My guess at this point is that the trading halt will continue until Pinetree officially declares itself unable to pay its debenture and goes into CCAA. Then TSX rules will suspend trading and eventually delist the company. The subsequent proceeding will involve the bankruptcy trustee being instructed by its creditors (the bulk of which are the debenture holders of which the major players will form a committee) to liquidate and put an end to the terminally ill patient.

My other observation is that Pinetree Capital management should have received the hint back in 2013 that they needed to reduce debt by purchasing debentures off the open market while they were given a 9-month grace period by its debtholders.
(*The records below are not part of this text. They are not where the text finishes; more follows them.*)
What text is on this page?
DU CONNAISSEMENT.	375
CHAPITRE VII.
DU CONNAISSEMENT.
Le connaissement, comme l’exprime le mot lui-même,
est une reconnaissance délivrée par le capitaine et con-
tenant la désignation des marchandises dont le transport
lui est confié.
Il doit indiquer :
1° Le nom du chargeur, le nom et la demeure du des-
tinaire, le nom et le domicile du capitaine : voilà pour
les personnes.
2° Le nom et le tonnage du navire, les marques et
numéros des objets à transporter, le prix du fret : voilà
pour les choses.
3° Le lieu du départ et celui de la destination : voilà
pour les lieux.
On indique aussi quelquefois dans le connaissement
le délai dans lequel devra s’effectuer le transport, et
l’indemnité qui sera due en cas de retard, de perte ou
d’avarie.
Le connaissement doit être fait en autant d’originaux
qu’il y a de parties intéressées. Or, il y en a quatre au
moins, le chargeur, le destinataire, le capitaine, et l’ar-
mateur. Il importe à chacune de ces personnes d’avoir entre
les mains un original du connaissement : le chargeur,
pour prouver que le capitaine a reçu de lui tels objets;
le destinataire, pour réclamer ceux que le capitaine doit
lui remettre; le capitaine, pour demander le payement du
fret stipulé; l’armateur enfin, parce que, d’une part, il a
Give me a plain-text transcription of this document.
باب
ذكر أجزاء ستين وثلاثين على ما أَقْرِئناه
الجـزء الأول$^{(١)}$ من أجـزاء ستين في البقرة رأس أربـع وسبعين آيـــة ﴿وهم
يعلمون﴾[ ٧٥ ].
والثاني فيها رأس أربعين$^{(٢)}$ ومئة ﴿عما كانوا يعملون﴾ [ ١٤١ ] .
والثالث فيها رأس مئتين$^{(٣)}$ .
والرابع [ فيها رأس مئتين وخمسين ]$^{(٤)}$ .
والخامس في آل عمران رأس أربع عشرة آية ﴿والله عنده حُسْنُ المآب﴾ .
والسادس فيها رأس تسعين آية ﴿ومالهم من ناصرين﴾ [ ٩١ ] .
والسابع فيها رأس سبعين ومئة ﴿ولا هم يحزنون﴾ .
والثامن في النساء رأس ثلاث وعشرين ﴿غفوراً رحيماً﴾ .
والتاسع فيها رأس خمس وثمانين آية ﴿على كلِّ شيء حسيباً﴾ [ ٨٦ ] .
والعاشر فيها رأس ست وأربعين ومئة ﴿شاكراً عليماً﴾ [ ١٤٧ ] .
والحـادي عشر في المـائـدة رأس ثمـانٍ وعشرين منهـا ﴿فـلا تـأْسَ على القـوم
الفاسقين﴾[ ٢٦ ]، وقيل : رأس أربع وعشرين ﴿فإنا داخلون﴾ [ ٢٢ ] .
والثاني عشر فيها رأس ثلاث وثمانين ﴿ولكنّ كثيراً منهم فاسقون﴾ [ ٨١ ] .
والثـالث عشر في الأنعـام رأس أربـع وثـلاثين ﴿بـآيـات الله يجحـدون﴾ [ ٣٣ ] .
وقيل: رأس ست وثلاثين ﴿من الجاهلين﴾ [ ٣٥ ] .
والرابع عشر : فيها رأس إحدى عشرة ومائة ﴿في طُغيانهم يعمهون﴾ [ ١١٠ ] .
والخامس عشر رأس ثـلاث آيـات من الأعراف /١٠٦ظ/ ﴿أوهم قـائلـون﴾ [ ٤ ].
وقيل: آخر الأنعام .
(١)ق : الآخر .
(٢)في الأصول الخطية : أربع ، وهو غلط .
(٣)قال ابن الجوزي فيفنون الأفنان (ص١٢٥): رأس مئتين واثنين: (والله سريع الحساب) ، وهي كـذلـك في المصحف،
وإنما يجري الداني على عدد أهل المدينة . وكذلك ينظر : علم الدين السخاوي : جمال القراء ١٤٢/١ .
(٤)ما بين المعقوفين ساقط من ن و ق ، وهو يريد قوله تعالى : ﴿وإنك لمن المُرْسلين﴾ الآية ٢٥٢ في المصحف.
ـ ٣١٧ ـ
They instead went recklessly purchasing other penny stock securities and ultimately got what they deserved.

My other guess is that behind the scenes the debtholders told management the only condition they will accept for a waiver is a complete overhaul of the board of directors and management. Clearly management did not agree, nor is it in management’s best interest to re-capitalize their company with fresh equity (i.e. cash) since this cash would most likely end up in debtholders’ hands.

I originally thought management had better self-preservation instincts, but apparently even this was too much for them to handle.

Skimming their last quarterly report (September 30, 2014), we have the following entry:

For the nine months ended September 30, 2014, the Company generated net realized losses on disposal of investments of $334,412, as compared to $14,921 for the nine months ended September 30, 2013. The net realized losses in the current period was a result of the disposition of approximately 68% of the Company’s investment portfolio.

Realize these numbers are in the thousands, so just in the first nine months alone they managed to go through 1/3rd of a billion in realized losses (a lot of which I am sure have been on their books for ages). They also have another $118 million in unrealized losses their portfolio, which will inevitably get liquidated for less than fair value as stated on their financial statements.

My idea for Pinetree’s inevitable exit strategy was that they would sell their corporation off to some hedge fund actually capable of making money. The acquiring fund could use Pinetree’s accrued capital losses as a massive tax shield. There are quite complex rules concerning CCAA (if things get there) and utilization of operating and capital losses that I will not get into this post about, but suffice to say, my original idea for their exit strategy has not materialized.

Somebody give me management’s $1 million a year salary job and I’ll do better, I promise. Heck, I’ll do it for a 10th of that with a bit of an equity incentive.